Can you afford to buy a house in California?
It’s probably tough, as pricey residences are now more difficult to buy than they have been in a decade.
California’s housing affordability hit a 10-year low in the third quarter, with tight housing inventory driving home prices higher and reducing purchasing power for homebuyers, primarily in previously more affordable regions, such as the Inland Empire and Central Valley, the California Association of Realtors said Thursday.
But housing affordability also slipped in Los Angeles County, CAR said in a statement.
The percentage of home buyers who could afford to purchase a median- priced existing single-family home in California in the third quarter fell to 28 percent, down from 29 percent in the second quarter of 2017 and down from 31 percent in the third quarter a year ago, according to CAR’s Traditional Housing Affordability Index.
This is the 18th consecutive quarter that the index has been below 40 percent and the lowest since third-quarter 2015, CAR said. California’s housing affordability index hit a peak of 56 percent in the first quarter of 2012.
CAR’s housing affordability index measures the percentage of all households that can afford to purchase a median-priced, single-family home in California. The index is considered the most fundamental measure of housing well-being for homebuyers in the state.

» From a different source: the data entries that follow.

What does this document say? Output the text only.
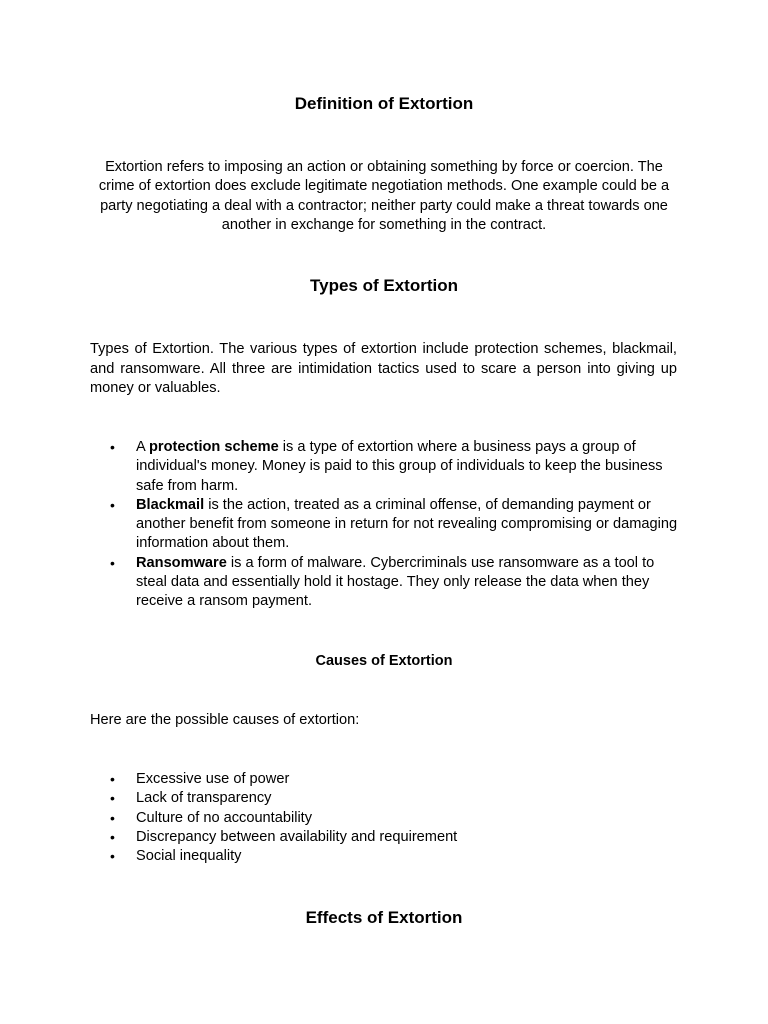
Definition of Extortion

Extortion refers to imposing an action or obtaining something by force or coercion. The crime of extortion does exclude legitimate negotiation methods. One example could be a party negotiating a deal with a contractor; neither party could make a threat towards one another in exchange for something in the contract.

Types of Extortion

Types of Extortion. The various types of extortion include protection schemes, blackmail, and ransomware. All three are intimidation tactics used to scare a person into giving up money or valuables.

• A protection scheme is a type of extortion where a business pays a group of individual's money. Money is paid to this group of individuals to keep the business safe from harm.
• Blackmail is the action, treated as a criminal offense, of demanding payment or another benefit from someone in return for not revealing compromising or damaging information about them.
• Ransomware is a form of malware. Cybercriminals use ransomware as a tool to steal data and essentially hold it hostage. They only release the data when they receive a ransom payment.
Causes of Extortion

Here are the possible causes of extortion:

• Excessive use of power
• Lack of transparency
• Culture of no accountability
• Discrepancy between availability and requirement
• Social inequality
Effects of Extortion
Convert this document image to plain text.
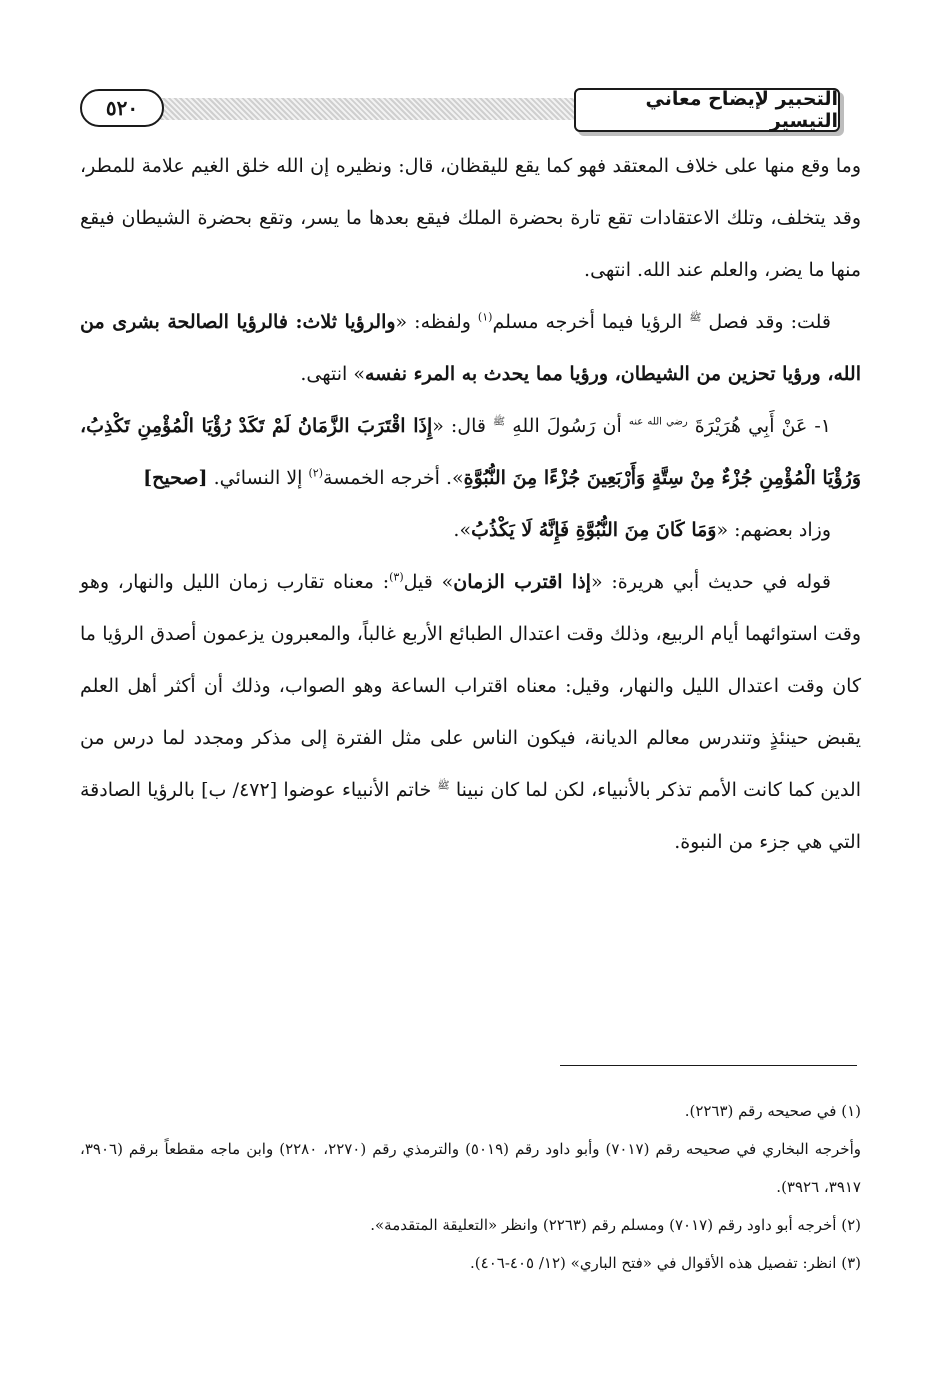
التحبير لإيضاح معاني التيسير
٥٢٠

وما وقع منها على خلاف المعتقد فهو كما يقع لليقظان، قال: ونظيره إن الله خلق الغيم علامة للمطر، وقد يتخلف، وتلك الاعتقادات تقع تارة بحضرة الملك فيقع بعدها ما يسر، وتقع بحضرة الشيطان فيقع منها ما يضر، والعلم عند الله. انتهى.

قلت: وقد فصل $^ﷺ$ الرؤيا فيما أخرجه مسلم$^{(١)}$ ولفظه: «والرؤيا ثلاث: فالرؤيا الصالحة بشرى من الله، ورؤيا تحزين من الشيطان، ورؤيا مما يحدث به المرء نفسه» انتهى.

١- عَنْ أَبِي هُرَيْرَةَ $^{رضي الله عنه}$ أن رَسُولَ اللهِ $^ﷺ$ قال: «إِذَا اقْتَرَبَ الزَّمَانُ لَمْ تَكَدْ رُؤْيَا الْمُؤْمِنِ تَكْذِبُ، وَرُؤْيَا الْمُؤْمِنِ جُزْءٌ مِنْ سِتَّةٍ وَأَرْبَعِينَ جُزْءًا مِنَ النُّبُوَّةِ». أخرجه الخمسة$^{(٢)}$ إلا النسائي. [صحيح]

وزاد بعضهم: «وَمَا كَانَ مِنَ النُّبُوَّةِ فَإِنَّهُ لَا يَكْذُبُ».

قوله في حديث أبي هريرة: «إذا اقترب الزمان» قيل$^{(٣)}$: معناه تقارب زمان الليل والنهار، وهو وقت استوائهما أيام الربيع، وذلك وقت اعتدال الطبائع الأربع غالباً، والمعبرون يزعمون أصدق الرؤيا ما كان وقت اعتدال الليل والنهار، وقيل: معناه اقتراب الساعة وهو الصواب، وذلك أن أكثر أهل العلم يقبض حينئذٍ وتندرس معالم الديانة، فيكون الناس على مثل الفترة إلى مذكر ومجدد لما درس من الدين كما كانت الأمم تذكر بالأنبياء، لكن لما كان نبينا $^ﷺ$ خاتم الأنبياء عوضوا [٤٧٢/ ب] بالرؤيا الصادقة التي هي جزء من النبوة.

(١) في صحيحه رقم (٢٢٦٣).

وأخرجه البخاري في صحيحه رقم (٧٠١٧) وأبو داود رقم (٥٠١٩) والترمذي رقم (٢٢٧٠، ٢٢٨٠) وابن ماجه مقطعاً برقم (٣٩٠٦، ٣٩١٧، ٣٩٢٦).

(٢) أخرجه أبو داود رقم (٧٠١٧) ومسلم رقم (٢٢٦٣) وانظر «التعليقة المتقدمة».

(٣) انظر: تفصيل هذه الأقوال في «فتح الباري» (١٢/ ٤٠٥-٤٠٦).
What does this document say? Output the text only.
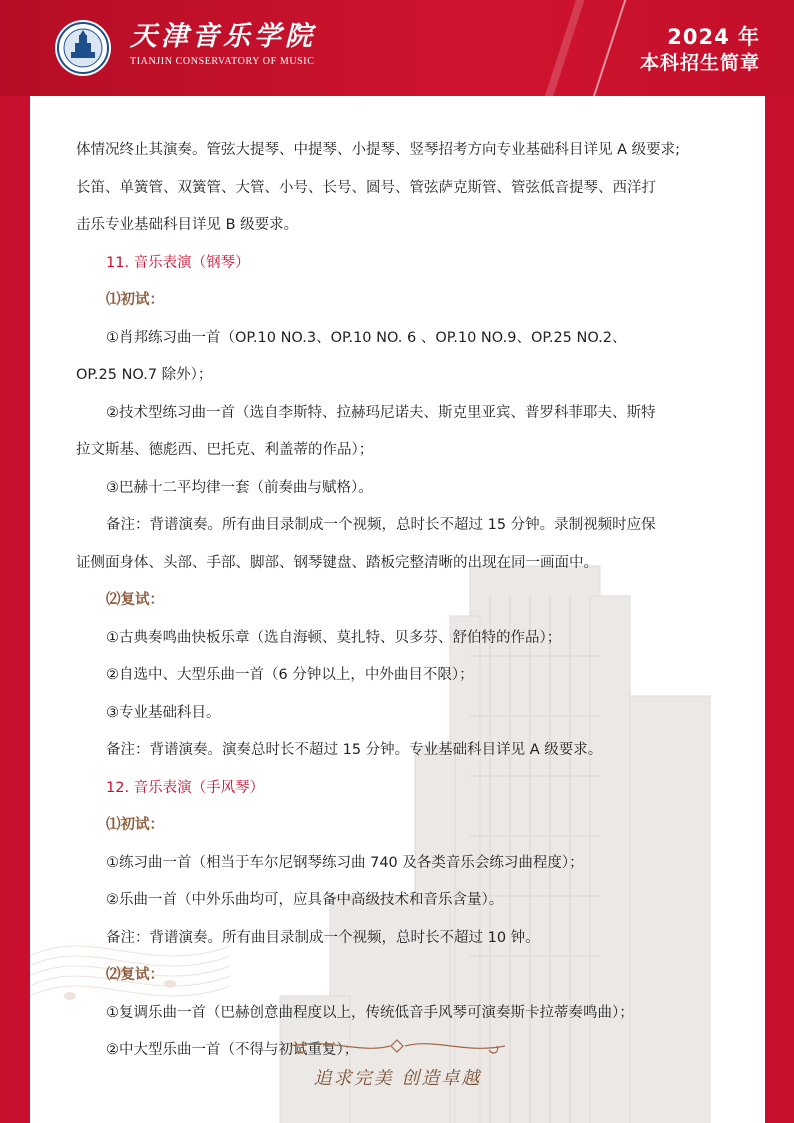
天津音乐学院
TIANJIN CONSERVATORY OF MUSIC
2024 年
本科招生简章
体情况终止其演奏。管弦大提琴、中提琴、小提琴、竖琴招考方向专业基础科目详见 A 级要求;
长笛、单簧管、双簧管、大管、小号、长号、圆号、管弦萨克斯管、管弦低音提琴、西洋打
击乐专业基础科目详见 B 级要求。
11. 音乐表演（钢琴）
⑴初试：
①肖邦练习曲一首（OP.10 NO.3、OP.10 NO. 6 、OP.10 NO.9、OP.25 NO.2、
OP.25 NO.7 除外）；
②技术型练习曲一首（选自李斯特、拉赫玛尼诺夫、斯克里亚宾、普罗科菲耶夫、斯特
拉文斯基、德彪西、巴托克、利盖蒂的作品）；
③巴赫十二平均律一套（前奏曲与赋格）。
备注：背谱演奏。所有曲目录制成一个视频，总时长不超过 15 分钟。录制视频时应保
证侧面身体、头部、手部、脚部、钢琴键盘、踏板完整清晰的出现在同一画面中。
⑵复试：
①古典奏鸣曲快板乐章（选自海顿、莫扎特、贝多芬、舒伯特的作品）；
②自选中、大型乐曲一首（6 分钟以上，中外曲目不限）；
③专业基础科目。
备注：背谱演奏。演奏总时长不超过 15 分钟。专业基础科目详见 A 级要求。
12. 音乐表演（手风琴）
⑴初试：
①练习曲一首（相当于车尔尼钢琴练习曲 740 及各类音乐会练习曲程度）；
②乐曲一首（中外乐曲均可，应具备中高级技术和音乐含量）。
备注：背谱演奏。所有曲目录制成一个视频，总时长不超过 10 钟。
⑵复试：
①复调乐曲一首（巴赫创意曲程度以上，传统低音手风琴可演奏斯卡拉蒂奏鸣曲）；
②中大型乐曲一首（不得与初试重复）；
追求完美 创造卓越
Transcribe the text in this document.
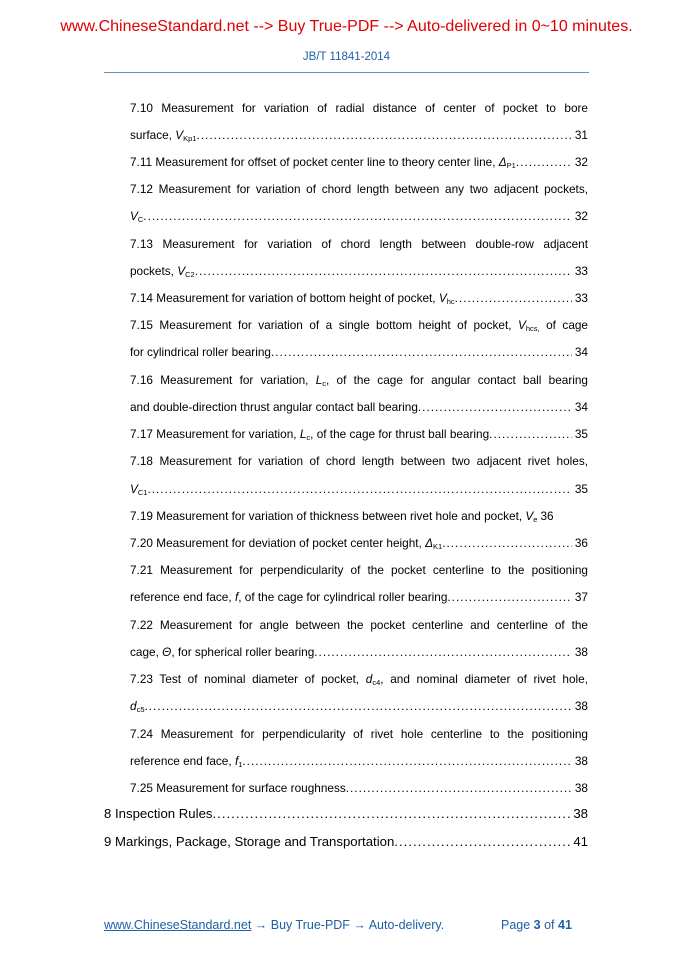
www.ChineseStandard.net --> Buy True-PDF --> Auto-delivered in 0~10 minutes.
JB/T 11841-2014
7.10 Measurement for variation of radial distance of center of pocket to bore
surface, $V_{Kp1}$ .....	31
7.11 Measurement for offset of pocket center line to theory center line, $\Delta_{P1}$ .....	32
7.12 Measurement for variation of chord length between any two adjacent pockets,
$V_C$ .....	32
7.13 Measurement for variation of chord length between double-row adjacent
pockets, $V_{C2}$ .....	33
7.14 Measurement for variation of bottom height of pocket, $V_{hc}$ .....	33
7.15 Measurement for variation of a single bottom height of pocket, $V_{hcs,}$ of cage
for cylindrical roller bearing .....	34
7.16 Measurement for variation, $L_c$, of the cage for angular contact ball bearing
and double-direction thrust angular contact ball bearing .....	34
7.17 Measurement for variation, $L_c$, of the cage for thrust ball bearing .....	35
7.18 Measurement for variation of chord length between two adjacent rivet holes,
$V_{C1}$ .....	35
7.19 Measurement for variation of thickness between rivet hole and pocket, $V_e$ 36
7.20 Measurement for deviation of pocket center height, $\Delta_{K1}$ .....	36
7.21 Measurement for perpendicularity of the pocket centerline to the positioning
reference end face, f, of the cage for cylindrical roller bearing .....	37
7.22 Measurement for angle between the pocket centerline and centerline of the
cage, Θ, for spherical roller bearing .....	38
7.23 Test of nominal diameter of pocket, $d_{c4}$, and nominal diameter of rivet hole,
$d_{c5}$ .....	38
7.24 Measurement for perpendicularity of rivet hole centerline to the positioning
reference end face, $f_1$ .....	38
7.25 Measurement for surface roughness .....	38
8 Inspection Rules .....	38
9 Markings, Package, Storage and Transportation .....	41
www.ChineseStandard.net → Buy True-PDF → Auto-delivery.	Page 3 of 41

A minimum annual income of $112,100 was needed to qualify for the purchase of a $555,680 statewide median-priced existing single-family home in the third quarter of 2017, CAR said. The monthly payment, including taxes and insurance on a 30-year fixed-rate loan, would be $2,800, assuming a 20 percent down payment and an effective composite interest rate of 4.16 percent. The effective composite interest rate in second-quarter 2017 was 4.09 percent and 3.76 percent in the third quarter of 2016.
Housing affordability in Los Angeles County dropped 6 points from an index of 28 in the second quarter to an index of 22 in the third quarter as the area’s median home price jumped $81,000 in one quarter to reach nearly $600,000. Meanwhile, affordability improved in the Bay Area.
The affordability of condominiums and townhomes dipped in third-quarter 2017 compared to the previous quarter with 38 percent of California households earning the minimum income to qualify for the purchase of a $440,000 median- priced condominium/townhome, down from 39 in the second quarter. An annual income of $88,770 was required to make monthly payments of $2,220. Thirty-eight percent of households could afford to purchase the $443,400 priced condo or townhome in second-quarter 2017.